For several seconds there was not a sound in the conference room. The President cleared his throat.
“Where in God’s name would someone like Qaddafi have gotten the information to build something like this? Could he have gotten it from those articles that were published in Wisconsin in 1979?”
“No.” This time Agnew did not hesitate. “Those articles set out the theory behind the H bomb very completely. But they didn’t come to grips with the precise formula behind it, which is that absolutely perfect quantitive and qualitative interrelationship between its three competing elements. Without that, you’ve got no explosion.”
“And this design has that?”
“Yes, Mr.
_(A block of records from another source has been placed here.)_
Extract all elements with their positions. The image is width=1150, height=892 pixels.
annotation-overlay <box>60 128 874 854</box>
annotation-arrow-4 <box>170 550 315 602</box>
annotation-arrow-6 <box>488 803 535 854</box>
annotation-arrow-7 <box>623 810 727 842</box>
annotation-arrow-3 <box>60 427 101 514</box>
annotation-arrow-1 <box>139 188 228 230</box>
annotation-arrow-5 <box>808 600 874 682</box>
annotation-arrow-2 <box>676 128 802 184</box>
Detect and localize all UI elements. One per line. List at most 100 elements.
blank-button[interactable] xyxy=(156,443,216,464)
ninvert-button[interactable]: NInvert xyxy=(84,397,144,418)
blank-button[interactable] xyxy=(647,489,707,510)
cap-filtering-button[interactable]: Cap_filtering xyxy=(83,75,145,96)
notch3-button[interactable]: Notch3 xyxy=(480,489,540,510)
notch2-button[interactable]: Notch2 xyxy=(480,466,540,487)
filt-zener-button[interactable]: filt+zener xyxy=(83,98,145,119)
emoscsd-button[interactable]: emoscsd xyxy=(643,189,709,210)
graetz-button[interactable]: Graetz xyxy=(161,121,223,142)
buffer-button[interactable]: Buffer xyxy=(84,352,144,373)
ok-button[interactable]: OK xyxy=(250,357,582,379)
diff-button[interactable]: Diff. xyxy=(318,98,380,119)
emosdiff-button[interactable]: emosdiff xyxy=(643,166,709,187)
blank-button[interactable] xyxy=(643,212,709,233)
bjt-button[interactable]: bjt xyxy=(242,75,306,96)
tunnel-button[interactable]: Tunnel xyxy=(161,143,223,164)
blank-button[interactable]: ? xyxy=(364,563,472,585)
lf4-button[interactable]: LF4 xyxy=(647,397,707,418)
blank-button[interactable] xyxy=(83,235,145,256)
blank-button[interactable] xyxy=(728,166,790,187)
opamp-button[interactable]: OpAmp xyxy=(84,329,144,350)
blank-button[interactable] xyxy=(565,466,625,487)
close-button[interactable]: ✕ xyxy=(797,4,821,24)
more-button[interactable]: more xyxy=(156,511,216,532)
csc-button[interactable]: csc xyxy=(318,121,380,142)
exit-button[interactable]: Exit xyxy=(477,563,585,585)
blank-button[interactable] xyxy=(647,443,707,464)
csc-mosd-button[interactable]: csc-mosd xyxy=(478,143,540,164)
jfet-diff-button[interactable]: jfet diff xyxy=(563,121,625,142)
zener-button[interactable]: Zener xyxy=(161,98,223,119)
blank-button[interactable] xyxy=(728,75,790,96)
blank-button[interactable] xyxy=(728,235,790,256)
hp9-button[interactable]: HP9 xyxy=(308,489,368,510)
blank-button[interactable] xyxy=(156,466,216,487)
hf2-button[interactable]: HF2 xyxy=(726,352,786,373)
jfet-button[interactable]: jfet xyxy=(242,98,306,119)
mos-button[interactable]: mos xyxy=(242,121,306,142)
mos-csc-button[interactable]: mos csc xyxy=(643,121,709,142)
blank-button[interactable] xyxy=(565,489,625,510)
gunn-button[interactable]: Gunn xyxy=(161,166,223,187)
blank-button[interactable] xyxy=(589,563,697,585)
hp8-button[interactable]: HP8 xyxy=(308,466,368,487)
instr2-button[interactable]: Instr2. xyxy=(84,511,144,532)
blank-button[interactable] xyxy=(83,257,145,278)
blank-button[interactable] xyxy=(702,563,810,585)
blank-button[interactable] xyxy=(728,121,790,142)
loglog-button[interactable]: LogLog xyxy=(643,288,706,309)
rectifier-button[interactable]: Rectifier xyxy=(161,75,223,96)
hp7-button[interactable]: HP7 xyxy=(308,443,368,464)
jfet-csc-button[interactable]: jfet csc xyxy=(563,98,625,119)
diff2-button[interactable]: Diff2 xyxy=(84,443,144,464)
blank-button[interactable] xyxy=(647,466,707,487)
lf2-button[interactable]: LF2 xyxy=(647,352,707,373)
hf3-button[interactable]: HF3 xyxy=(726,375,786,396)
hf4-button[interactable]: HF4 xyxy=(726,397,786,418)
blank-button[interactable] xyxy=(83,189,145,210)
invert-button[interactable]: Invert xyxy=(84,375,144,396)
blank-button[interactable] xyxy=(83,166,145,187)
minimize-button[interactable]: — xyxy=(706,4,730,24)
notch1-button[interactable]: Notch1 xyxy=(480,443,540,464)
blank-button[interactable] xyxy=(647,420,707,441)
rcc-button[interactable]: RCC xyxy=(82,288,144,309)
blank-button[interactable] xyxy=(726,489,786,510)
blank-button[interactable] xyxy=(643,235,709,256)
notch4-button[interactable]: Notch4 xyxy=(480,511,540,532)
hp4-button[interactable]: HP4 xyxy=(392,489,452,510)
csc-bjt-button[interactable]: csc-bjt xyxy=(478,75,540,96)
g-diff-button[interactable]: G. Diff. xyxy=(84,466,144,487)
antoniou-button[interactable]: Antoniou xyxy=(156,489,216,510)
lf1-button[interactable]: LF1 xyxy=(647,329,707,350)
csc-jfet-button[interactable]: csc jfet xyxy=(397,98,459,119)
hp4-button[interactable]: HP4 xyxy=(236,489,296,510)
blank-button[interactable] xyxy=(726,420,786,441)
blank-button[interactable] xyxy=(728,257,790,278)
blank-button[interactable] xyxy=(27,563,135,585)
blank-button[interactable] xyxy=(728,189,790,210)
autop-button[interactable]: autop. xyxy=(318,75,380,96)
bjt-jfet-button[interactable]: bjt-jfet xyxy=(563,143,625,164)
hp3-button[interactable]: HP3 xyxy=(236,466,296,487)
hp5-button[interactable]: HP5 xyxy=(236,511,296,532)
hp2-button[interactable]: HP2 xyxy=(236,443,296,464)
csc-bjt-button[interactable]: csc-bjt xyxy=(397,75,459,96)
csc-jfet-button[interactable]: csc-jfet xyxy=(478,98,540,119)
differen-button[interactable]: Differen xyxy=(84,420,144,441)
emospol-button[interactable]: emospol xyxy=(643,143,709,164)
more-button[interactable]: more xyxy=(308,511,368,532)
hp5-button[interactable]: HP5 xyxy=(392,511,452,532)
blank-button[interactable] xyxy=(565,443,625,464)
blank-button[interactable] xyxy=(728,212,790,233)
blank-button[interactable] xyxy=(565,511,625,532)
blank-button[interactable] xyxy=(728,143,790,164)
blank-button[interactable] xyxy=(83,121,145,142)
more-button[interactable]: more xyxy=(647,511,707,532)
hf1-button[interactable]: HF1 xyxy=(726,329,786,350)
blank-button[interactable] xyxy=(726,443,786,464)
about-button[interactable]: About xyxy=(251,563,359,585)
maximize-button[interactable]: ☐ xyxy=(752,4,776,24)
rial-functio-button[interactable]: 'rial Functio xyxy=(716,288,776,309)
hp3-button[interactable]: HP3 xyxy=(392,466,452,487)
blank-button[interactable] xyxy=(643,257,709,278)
President, I’m sorry to have to tell you the configuration here is exact.”
Jack Eastman leaned forward toward the squawk box. “Mr. Agnew, I want to be very precise. What we’re dealing with here is a design, a blueprint, not a device in being. Are there still imponderables in here we haven’t talked about that could prevent this from going off?”
“Of course there are,” Agnew replied. “Everything depends, for example, on those atomic triggers exploding with perfect synchronization, and that in turn depends on detonating with absolute precision the high explosives that set them off. It’s a very, very complicated process.”
The President Coughed. “Mr. Agnew,” he asked, “assuming for the moment this device really existed and really was in New York and really was exploded, what would its effect be?”
For a long moment, the little squawk box in the center of the table was silent. Then, almost as though they came from some disembodied voice speaking from another world, Agnew’s words again filled the room.
“It would mean, sir, that, for all practical purposes, New York City would be wiped off the face of the earth.”
“Hey, lady, got room in there for me?”
The woman couldn’t help smiling at the speaker. He was a young Marine waiting to board the Eastern Airlines nine-o’clock shuttle from New York to Washington. Lasciviously, he eyed her figure swathed in her ankle-length red fox fur coat as she swept past him. Laila Dajani was used to men’s passes. With her long auburn hair, her black prominent eyes, the slight sensual pout of her wellffeshed lips, she had been attracting them since she was eighteen. She gave a casual toss to her hair and continued on to the shuttle terminal from the plane that had just flown her into the city from the nation’s capital. Her beauty, the way she invariably stood out in a crowd, was, she knew, a risk. To deliver her letter to the White House, she had worn the blond wig and an old polo coat which she had left in the second locker she had opened at National Airport.